Cisco published its 2022 Data Privacy Benchmark Study*, an annual global review of privacy corporate practices, on the impact of privacy on organizations and their views towards data privacy. The 2022 report found that privacy is mission-critical, as 90 percent consider privacy a business imperative. The survey showed privacy investment continues to rise and organizations see a high return on investments from privacy spending.
Privacy has become a true business imperative and a critical component of customer trust for organizations around the world. For the second year in a row, 90 percent of the respondents said they would not buy from an organization that does not properly protect its data, and 91 percent indicated that external privacy certifications are important in their buying process.

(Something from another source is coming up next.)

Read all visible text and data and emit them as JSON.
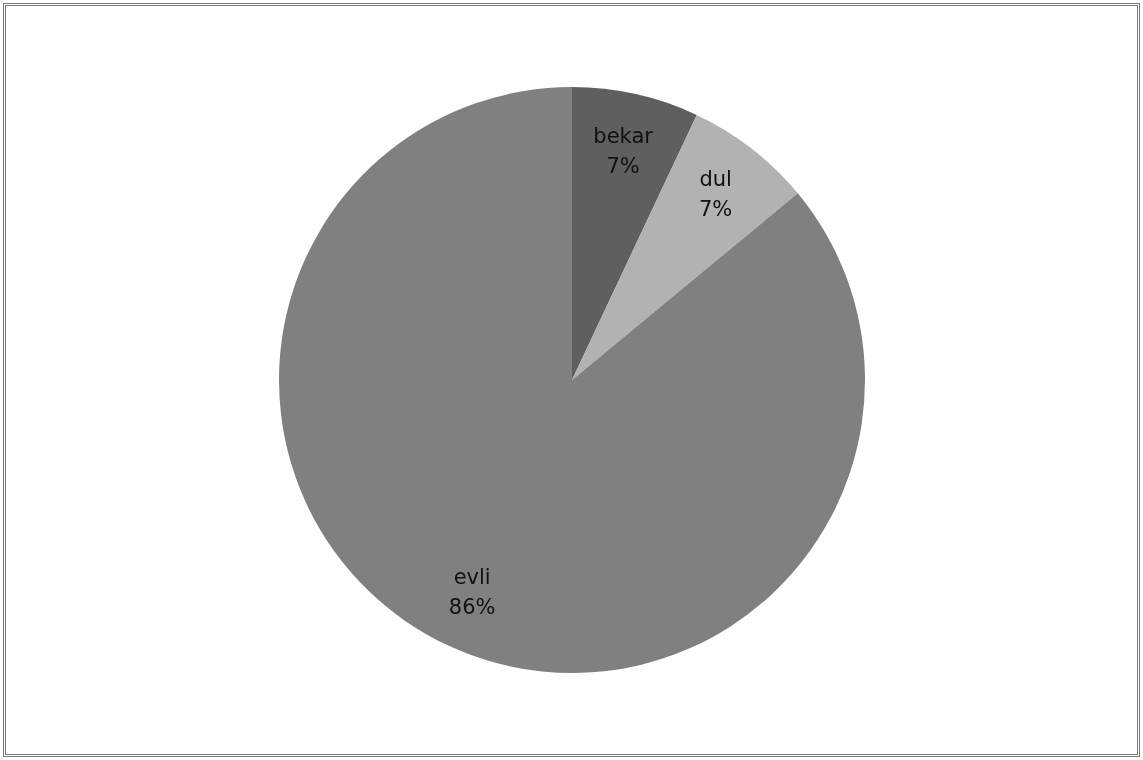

“With 94 percent of organizations saying they are reporting one or more privacy-related metrics to their board, and privacy investment rising with an average budget up 13 percent, there’s no doubt that privacy continues to grow in importance for organizations, regardless of their size or location,” explains Harvey Jang, Cisco Vice President and Chief Privacy Officer. “We also see privacy growing to be part of the vital skills and core responsibilities for security professionals. This year’s study confirmed that aligning privacy with security creates financial and maturity advantages compared to other models.”
Privacy’s Return on Investment (ROI) remains high for the third straight year, with increased benefits for small to medium size organizations. More than 60 percent of respondents felt they were getting significant business value from privacy, especially when it comes to reducing sales delays, mitigating losses from data breaches, enabling innovation, achieving efficiency, building trust with customers, and making their company more attractive.
Respondents estimate their ROI to be 1.8 times spending on average. While this continues to be very attractive, it is slightly less than last year (1.9 times spending). This could be due to ongoing needs in responding to the pandemic, adapting to new legislation, uncertainty over international data transfers, and increasing requests for data localization.
Privacy legislation continues to be very well received around the world even though complying with these laws often involves significant effort and cost (e.g., cataloging data, maintaining records of processing activities, implementing controls – privacy by design, responding to user requests). Eighty-three percent of all corporate respondents said privacy laws have had a positive impact, and only 3 percent indicated the laws have had a negative impact.
As governments and organizations continue to demand further data protection, they are putting in place data localization requirements. Ninety-two percent of survey respondents said this has become an important issue for their organizations. But it comes at a price – across all geographies, 88 percent said that localization requirements are adding significant cost to their operation.
Finally, when it comes to using data, 92 percent of survey respondents recognize that their organization has a responsibility to only use data in a responsible manner. And nearly as many (87 percent) believe they already have processes in place to ensure automated decision-making is done in accordance with customer expectations. Yet, Cisco’s 2021 Consumer Privacy Study showed many individuals want more transparency and 56 percent are concerned about the use of data in AI and automated decision-making. Forty-six percent of surveyed consumers felt they cannot adequately protect their data, chiefly because they do not understand what organizations are collecting and doing with their data.
“Cisco is committed to data privacy, including governance of emergent technologies such as artificial intelligence,” says Anurag Dhingra, Cisco Vice President and Chief Technology Officer, Collaboration. “We’re publishing the Responsible AI Framework as part of Cisco’s commitment to transparency and adaptability by establishing a governance process and concrete working practices for our development teams, including vital communication channels with our customers and constituencies. The framework defines clear principles in alignment with the values of our customers.”